TITLE: Role of milk bioactives on brain function and a case study on how to overcome obstacles during whey production
The fractionation of milk to produce whey protein yields under-utilized co-products such as whey protein phospholipid concentrate and cream, which are potentially enriched with bioactive lipids critical to brain function. Currently, little is known about the chemical characteristics and neuro-cognitive effects of these types of dairy co-product streams. Throughout this session, we will explore three challenges and possible solutions for gathering greater insights on how milk fractions such as these dairy co-products can concentrate bioactive lipid species in co-products that may improve cognitive performance in rodents and humans. The challenges will include scale-up production, establishing effective doses in pre-clinical models and knowing the type of brain disorders that could benefit most from these co-products.

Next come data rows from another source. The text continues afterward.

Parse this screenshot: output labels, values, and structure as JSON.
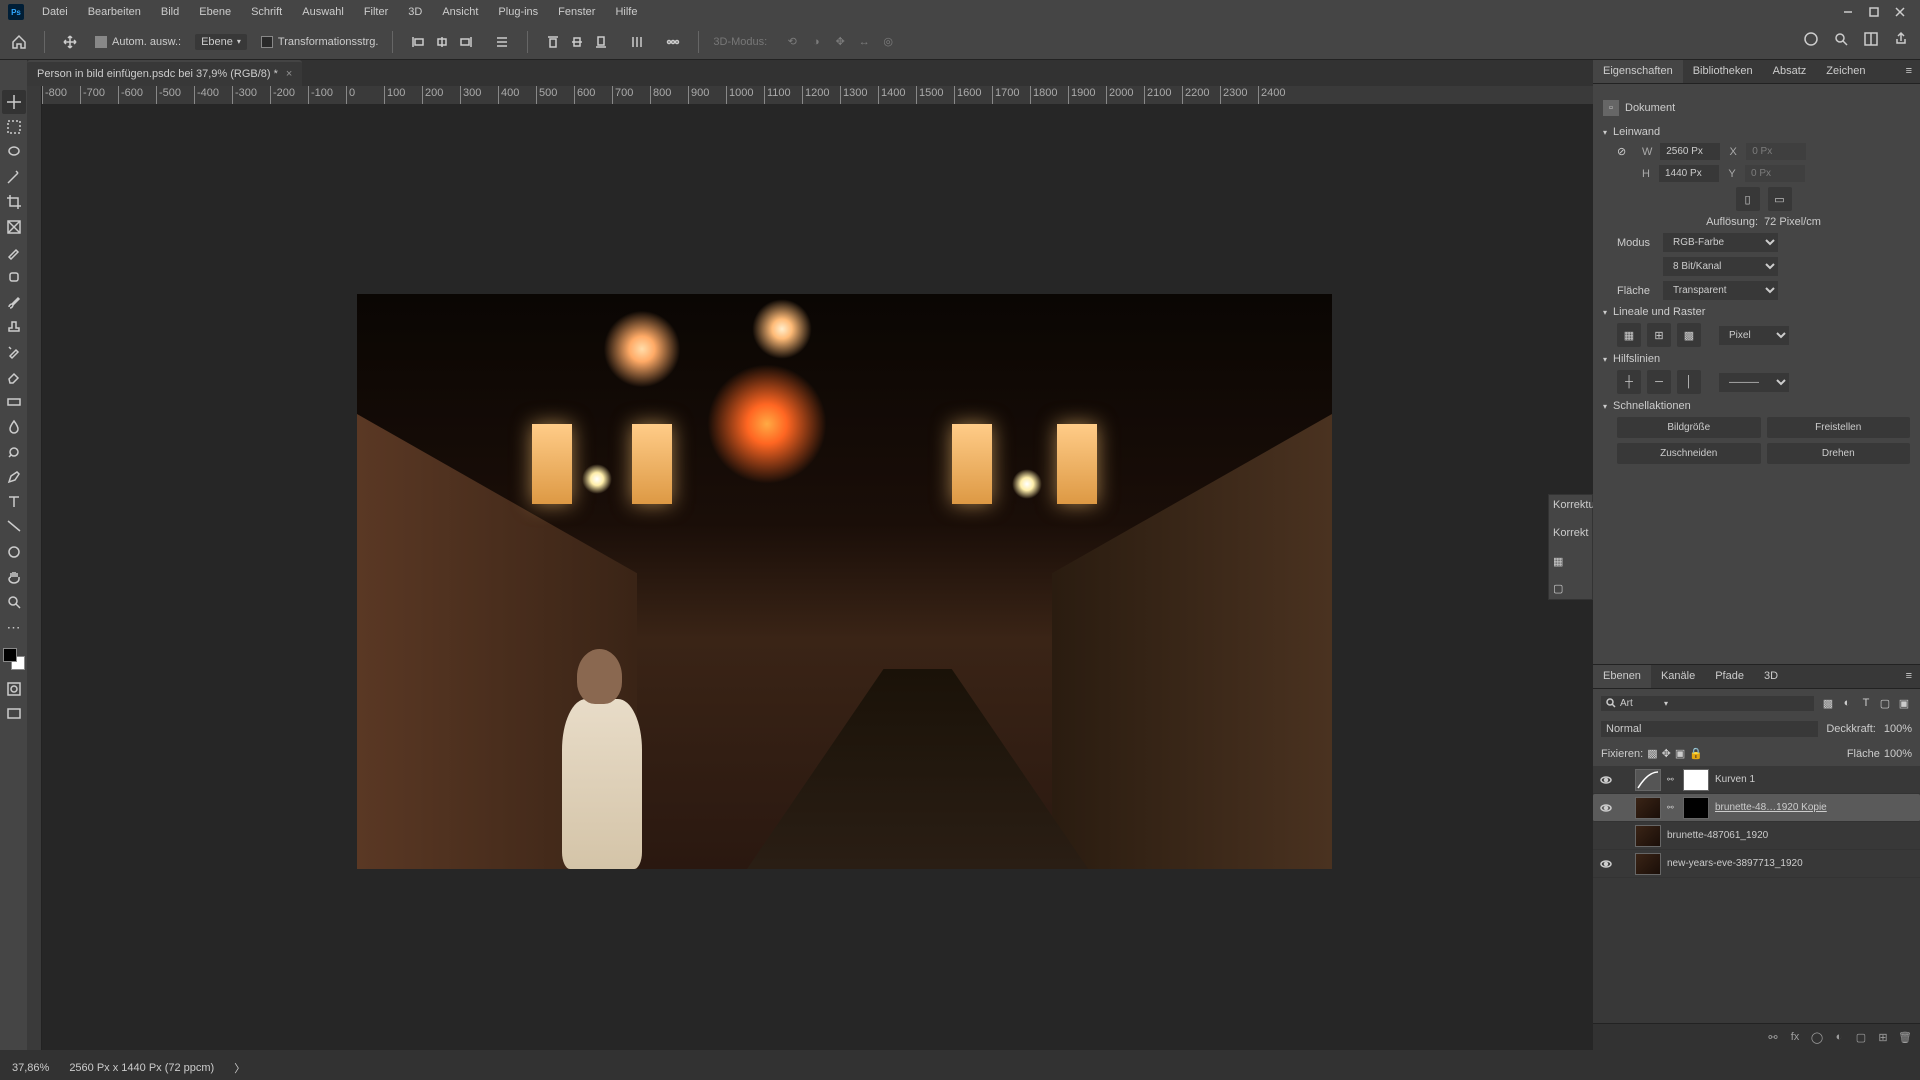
{
  "menu": {
    "items": [
      "Datei",
      "Bearbeiten",
      "Bild",
      "Ebene",
      "Schrift",
      "Auswahl",
      "Filter",
      "3D",
      "Ansicht",
      "Plug-ins",
      "Fenster",
      "Hilfe"
    ]
  },
  "options": {
    "autoSelect": "Autom. ausw.:",
    "layerSel": "Ebene",
    "transform": "Transformationsstrg.",
    "mode3d": "3D-Modus:"
  },
  "doc": {
    "title": "Person in bild einfügen.psdc bei 37,9% (RGB/8) *"
  },
  "ruler": [
    "-800",
    "-700",
    "-600",
    "-500",
    "-400",
    "-300",
    "-200",
    "-100",
    "0",
    "100",
    "200",
    "300",
    "400",
    "500",
    "600",
    "700",
    "800",
    "900",
    "1000",
    "1100",
    "1200",
    "1300",
    "1400",
    "1500",
    "1600",
    "1700",
    "1800",
    "1900",
    "2000",
    "2100",
    "2200",
    "2300",
    "2400"
  ],
  "status": {
    "zoom": "37,86%",
    "dims": "2560 Px x 1440 Px (72 ppcm)",
    "arrow": "〉"
  },
  "props": {
    "tabs": [
      "Eigenschaften",
      "Bibliotheken",
      "Absatz",
      "Zeichen"
    ],
    "docType": "Dokument",
    "canvas": {
      "title": "Leinwand",
      "w": "W",
      "wval": "2560 Px",
      "h": "H",
      "hval": "1440 Px",
      "x": "X",
      "xval": "0 Px",
      "y": "Y",
      "yval": "0 Px",
      "res": "Auflösung:",
      "resval": "72 Pixel/cm",
      "mode": "Modus",
      "modeval": "RGB-Farbe",
      "bits": "8 Bit/Kanal",
      "fill": "Fläche",
      "fillval": "Transparent"
    },
    "rulers": {
      "title": "Lineale und Raster",
      "unit": "Pixel"
    },
    "guides": {
      "title": "Hilfslinien"
    },
    "quick": {
      "title": "Schnellaktionen",
      "b1": "Bildgröße",
      "b2": "Freistellen",
      "b3": "Zuschneiden",
      "b4": "Drehen"
    }
  },
  "korr": {
    "t1": "Korrektu",
    "t2": "Korrekt"
  },
  "layers": {
    "tabs": [
      "Ebenen",
      "Kanäle",
      "Pfade",
      "3D"
    ],
    "filter": "Art",
    "blend": "Normal",
    "opacity": "Deckkraft:",
    "opval": "100%",
    "lock": "Fixieren:",
    "fill": "Fläche",
    "fillval": "100%",
    "items": [
      {
        "name": "Kurven 1",
        "type": "curves",
        "visible": true
      },
      {
        "name": "brunette-48…1920 Kopie",
        "type": "smart",
        "visible": true,
        "selected": true,
        "underline": true
      },
      {
        "name": "brunette-487061_1920",
        "type": "smart",
        "visible": false
      },
      {
        "name": "new-years-eve-3897713_1920",
        "type": "smart",
        "visible": true
      }
    ]
  }
}
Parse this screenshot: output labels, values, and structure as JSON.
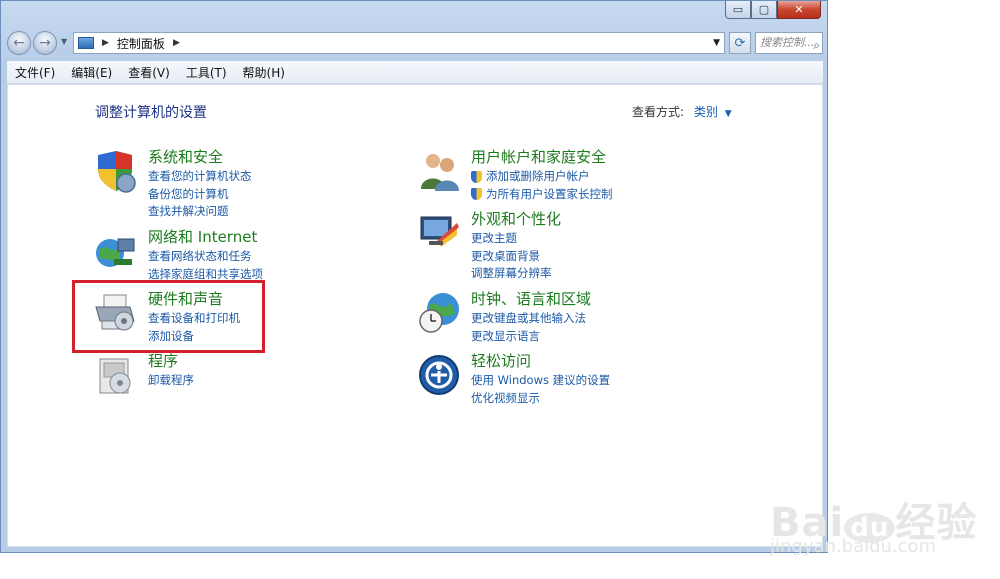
{
  "window": {
    "caption_buttons": {
      "minimize": "▭",
      "maximize": "▢",
      "close": "✕"
    }
  },
  "nav": {
    "back_icon": "arrow-left-icon",
    "forward_icon": "arrow-right-icon",
    "breadcrumb": "控制面板",
    "search_placeholder": "搜索控制..."
  },
  "menu": [
    "文件(F)",
    "编辑(E)",
    "查看(V)",
    "工具(T)",
    "帮助(H)"
  ],
  "content": {
    "title": "调整计算机的设置",
    "view_by_label": "查看方式:",
    "view_by_value": "类别"
  },
  "categories_left": [
    {
      "heading": "系统和安全",
      "icon": "shield-icon",
      "links": [
        "查看您的计算机状态",
        "备份您的计算机",
        "查找并解决问题"
      ]
    },
    {
      "heading": "网络和 Internet",
      "icon": "globe-network-icon",
      "links": [
        "查看网络状态和任务",
        "选择家庭组和共享选项"
      ]
    },
    {
      "heading": "硬件和声音",
      "icon": "printer-icon",
      "links": [
        "查看设备和打印机",
        "添加设备"
      ]
    },
    {
      "heading": "程序",
      "icon": "programs-icon",
      "links": [
        "卸载程序"
      ]
    }
  ],
  "categories_right": [
    {
      "heading": "用户帐户和家庭安全",
      "icon": "users-icon",
      "links": [
        "添加或删除用户帐户",
        "为所有用户设置家长控制"
      ]
    },
    {
      "heading": "外观和个性化",
      "icon": "monitor-icon",
      "links": [
        "更改主题",
        "更改桌面背景",
        "调整屏幕分辨率"
      ]
    },
    {
      "heading": "时钟、语言和区域",
      "icon": "clock-globe-icon",
      "links": [
        "更改键盘或其他输入法",
        "更改显示语言"
      ]
    },
    {
      "heading": "轻松访问",
      "icon": "accessibility-icon",
      "links": [
        "使用 Windows 建议的设置",
        "优化视频显示"
      ]
    }
  ],
  "watermark": {
    "brand_bai": "Bai",
    "brand_du": "du",
    "brand_suffix": "经验",
    "url": "jingyan.baidu.com"
  },
  "colors": {
    "heading_green": "#1e7a1e",
    "link_blue": "#1c5aa8",
    "title_blue": "#1e3287",
    "highlight_red": "#d4202d"
  }
}
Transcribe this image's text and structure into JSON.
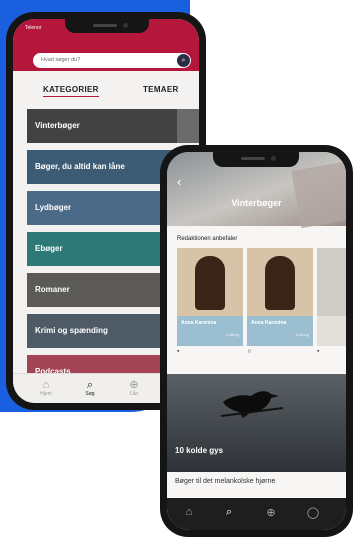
{
  "phone_left": {
    "status_carrier": "Telenor",
    "search": {
      "placeholder": "Hvad søger du?"
    },
    "tabs": [
      {
        "label": "KATEGORIER",
        "active": true
      },
      {
        "label": "TEMAER",
        "active": false
      }
    ],
    "categories": [
      {
        "label": "Vinterbøger",
        "color": "#424242"
      },
      {
        "label": "Bøger, du altid kan låne",
        "color": "#3b5c74"
      },
      {
        "label": "Lydbøger",
        "color": "#4a6a88"
      },
      {
        "label": "Ebøger",
        "color": "#2e7878"
      },
      {
        "label": "Romaner",
        "color": "#5b5a56"
      },
      {
        "label": "Krimi og spænding",
        "color": "#4e5a66"
      },
      {
        "label": "Podcasts",
        "color": "#a24454"
      }
    ],
    "nav": [
      {
        "label": "Hjem",
        "icon": "home-icon",
        "active": false
      },
      {
        "label": "Søg",
        "icon": "search-icon",
        "active": true
      },
      {
        "label": "Lån",
        "icon": "loans-icon",
        "active": false
      }
    ],
    "brand_color": "#b4163c"
  },
  "phone_right": {
    "header_title": "Vinterbøger",
    "section_title": "Redaktionen anbefaler",
    "books": [
      {
        "title": "Anna Karenina",
        "sub": "Lydbog"
      },
      {
        "title": "Anna Karenina",
        "sub": "Lydbog"
      },
      {
        "title": "",
        "sub": ""
      }
    ],
    "type_icons": [
      "book-icon",
      "headphones-icon",
      "book-icon"
    ],
    "feature_title": "10 kolde gys",
    "feature_caption": "Bøger til det melankolske hjørne",
    "nav_icons": [
      "home-icon",
      "search-icon",
      "loans-icon",
      "profile-icon"
    ]
  }
}
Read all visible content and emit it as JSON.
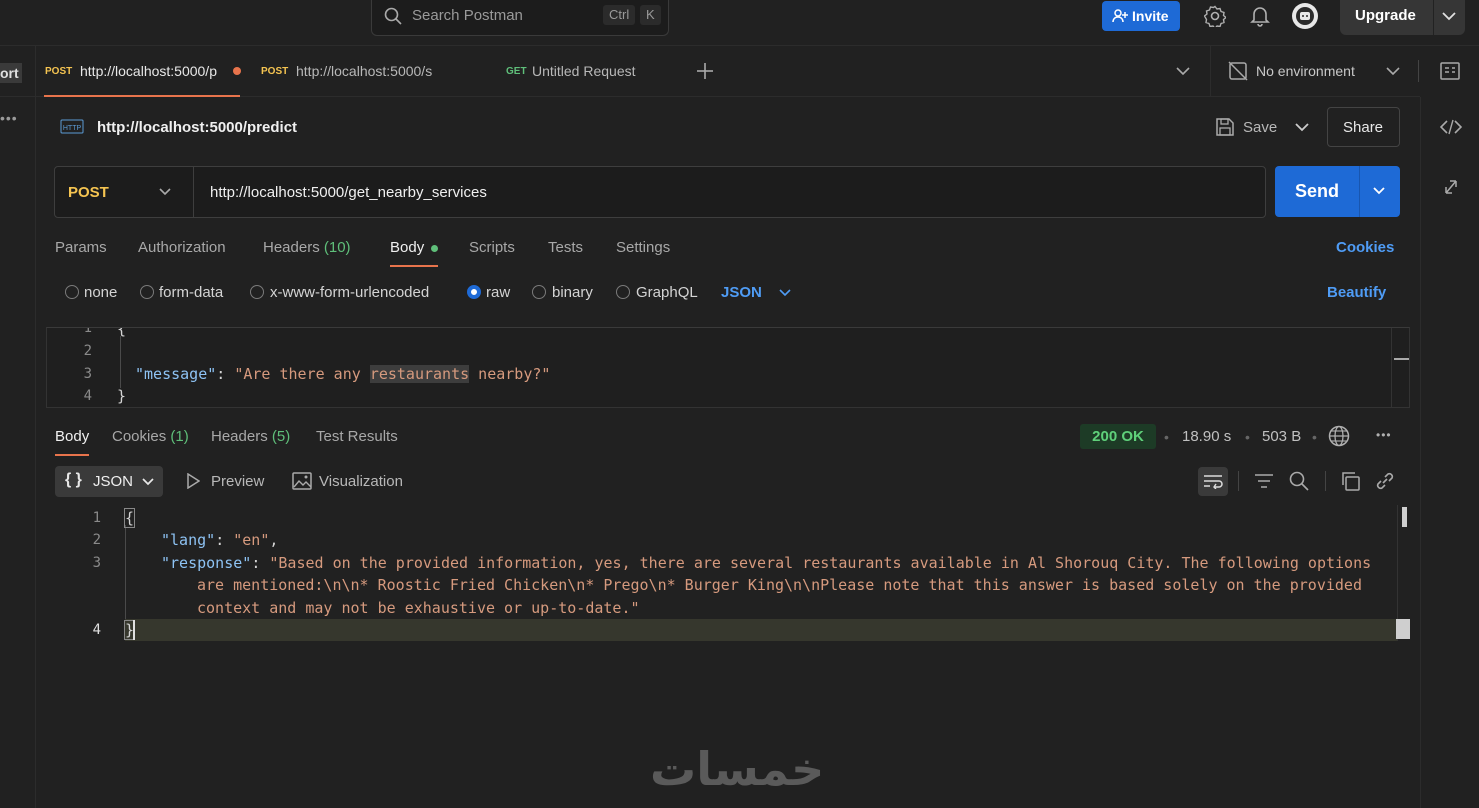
{
  "topbar": {
    "search_placeholder": "Search Postman",
    "shortcut_ctrl": "Ctrl",
    "shortcut_k": "K",
    "invite_label": "Invite",
    "upgrade_label": "Upgrade"
  },
  "sidebar": {
    "cut_label": "ort"
  },
  "tabs": [
    {
      "method": "POST",
      "url": "http://localhost:5000/p",
      "active": true,
      "unsaved": true
    },
    {
      "method": "POST",
      "url": "http://localhost:5000/s",
      "active": false
    },
    {
      "method": "GET",
      "url": "Untitled Request",
      "active": false
    }
  ],
  "environment": {
    "label": "No environment"
  },
  "request": {
    "title": "http://localhost:5000/predict",
    "save_label": "Save",
    "share_label": "Share",
    "method": "POST",
    "url": "http://localhost:5000/get_nearby_services",
    "send_label": "Send",
    "subtabs": {
      "params": "Params",
      "authorization": "Authorization",
      "headers": "Headers",
      "headers_count": "(10)",
      "body": "Body",
      "scripts": "Scripts",
      "tests": "Tests",
      "settings": "Settings",
      "cookies": "Cookies"
    },
    "body_types": {
      "none": "none",
      "form_data": "form-data",
      "urlencoded": "x-www-form-urlencoded",
      "raw": "raw",
      "binary": "binary",
      "graphql": "GraphQL",
      "format": "JSON",
      "beautify": "Beautify"
    },
    "body_lines": {
      "n1": "1",
      "n2": "2",
      "n3": "3",
      "n4": "4",
      "open": "{",
      "key": "\"message\"",
      "colon": ": ",
      "val_a": "\"Are there any ",
      "val_hl": "restaurants",
      "val_b": " nearby?\"",
      "close": "}"
    }
  },
  "response": {
    "tabs": {
      "body": "Body",
      "cookies": "Cookies",
      "cookies_count": "(1)",
      "headers": "Headers",
      "headers_count": "(5)",
      "test_results": "Test Results"
    },
    "status": "200 OK",
    "time": "18.90 s",
    "size": "503 B",
    "format": "JSON",
    "preview_label": "Preview",
    "visualization_label": "Visualization",
    "lines": {
      "n1": "1",
      "n2": "2",
      "n3": "3",
      "n4": "4",
      "open": "{",
      "lang_key": "\"lang\"",
      "lang_val": "\"en\"",
      "resp_key": "\"response\"",
      "resp_val_1": "\"Based on the provided information, yes, there are several restaurants available in Al Shorouq City. The following options",
      "resp_val_2": "are mentioned:\\n\\n* Roostic Fried Chicken\\n* Prego\\n* Burger King\\n\\nPlease note that this answer is based solely on the provided",
      "resp_val_3": "context and may not be exhaustive or up-to-date.\"",
      "close": "}"
    }
  },
  "watermark": "خمسات",
  "colors": {
    "accent": "#1e6ad6",
    "post": "#f5c451",
    "get": "#5fbf7a",
    "tab_underline": "#e8744c",
    "status_ok": "#5fd07a"
  }
}
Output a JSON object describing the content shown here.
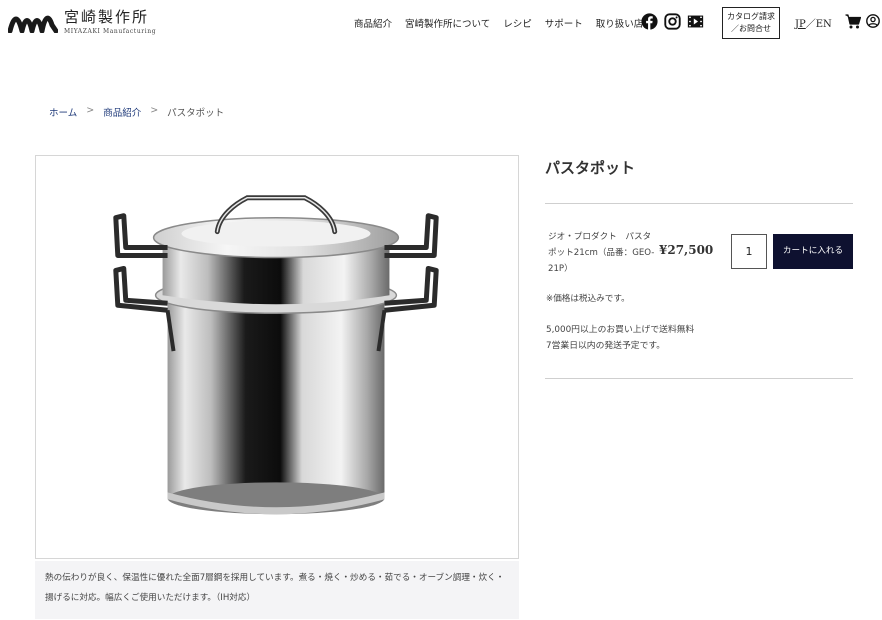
{
  "header": {
    "logo_jp": "宮崎製作所",
    "logo_en": "MIYAZAKI Manufacturing",
    "nav": [
      "商品紹介",
      "宮崎製作所について",
      "レシピ",
      "サポート",
      "取り扱い店舗"
    ],
    "social_icons": [
      "facebook-icon",
      "instagram-icon",
      "youtube-icon"
    ],
    "catalog_line1": "カタログ請求",
    "catalog_line2": "／お問合せ",
    "lang_jp": "JP",
    "lang_sep": "／",
    "lang_en": "EN"
  },
  "breadcrumb": {
    "home": "ホーム",
    "sep": ">",
    "category": "商品紹介",
    "current": "パスタポット"
  },
  "product": {
    "title": "パスタポット",
    "variant_name": "ジオ・プロダクト　パスタポット21cm（品番：GEO-21P）",
    "price": "¥27,500",
    "quantity": "1",
    "add_to_cart": "カートに入れる",
    "tax_note": "※価格は税込みです。",
    "shipping_line1": "5,000円以上のお買い上げで送料無料",
    "shipping_line2": "7営業日以内の発送予定です。",
    "description": "熱の伝わりが良く、保温性に優れた全面7層鋼を採用しています。煮る・焼く・炒める・茹でる・オーブン調理・炊く・揚げるに対応。幅広くご使用いただけます。（IH対応）"
  },
  "colors": {
    "accent": "#0e1130",
    "link": "#1f3a7a",
    "description_bg": "#f4f4f6"
  }
}
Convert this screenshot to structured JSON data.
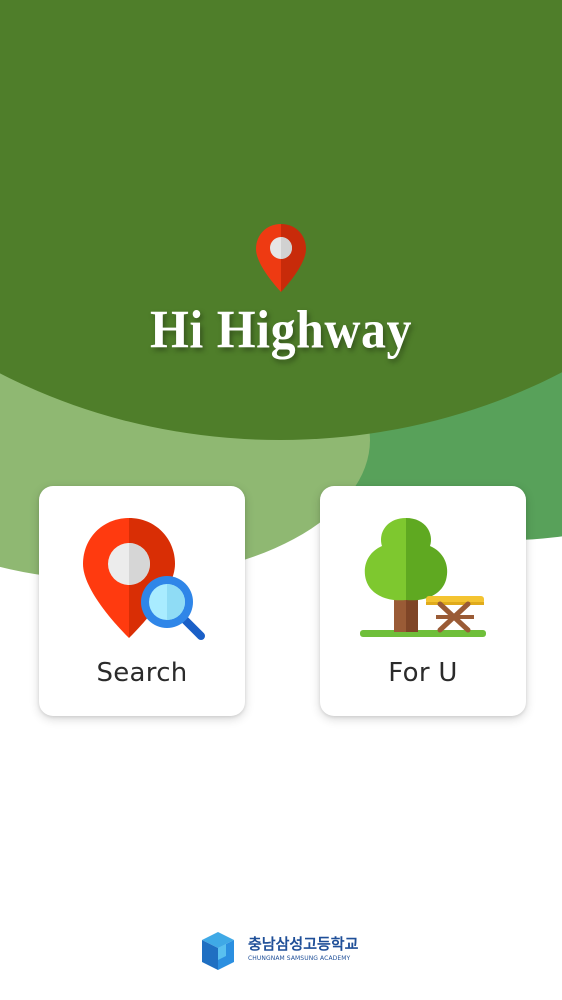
{
  "app": {
    "title": "Hi Highway"
  },
  "header": {
    "pin_icon": "location-pin-icon",
    "background_color": "#4f7e2a",
    "accent_colors": [
      "#8fb872",
      "#58a15a"
    ]
  },
  "menu": {
    "search": {
      "label": "Search",
      "icon": "location-search-icon"
    },
    "for_u": {
      "label": "For U",
      "icon": "tree-picnic-table-icon"
    }
  },
  "footer": {
    "school_name": "충남삼성고등학교",
    "school_name_en": "CHUNGNAM SAMSUNG ACADEMY",
    "logo_color": "#1f4f98"
  }
}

Dr. Ameer Taha is a professor in the Department of Food Science and Technology at UC Davis. He specializes in food chemistry and biochemistry. Taha completed his Ph.D. in pharmacology and toxicology at the University of Toronto, Canada. He joined the UC Davis faculty in 2014 after completing a postdoctoral fellowship at National Institutes of Health.
Dr. Taha studies the role of lipids and lipid-like compounds (e.g. pesticides) on brain function. His lab uses lipidomic tools to measure bioactive lipids in the food supply, investigate their absorption kinetics and understand their impact on brain neurophysiology and function. Ultimately, this research will inform on exposures that could modify brain plasticity and function.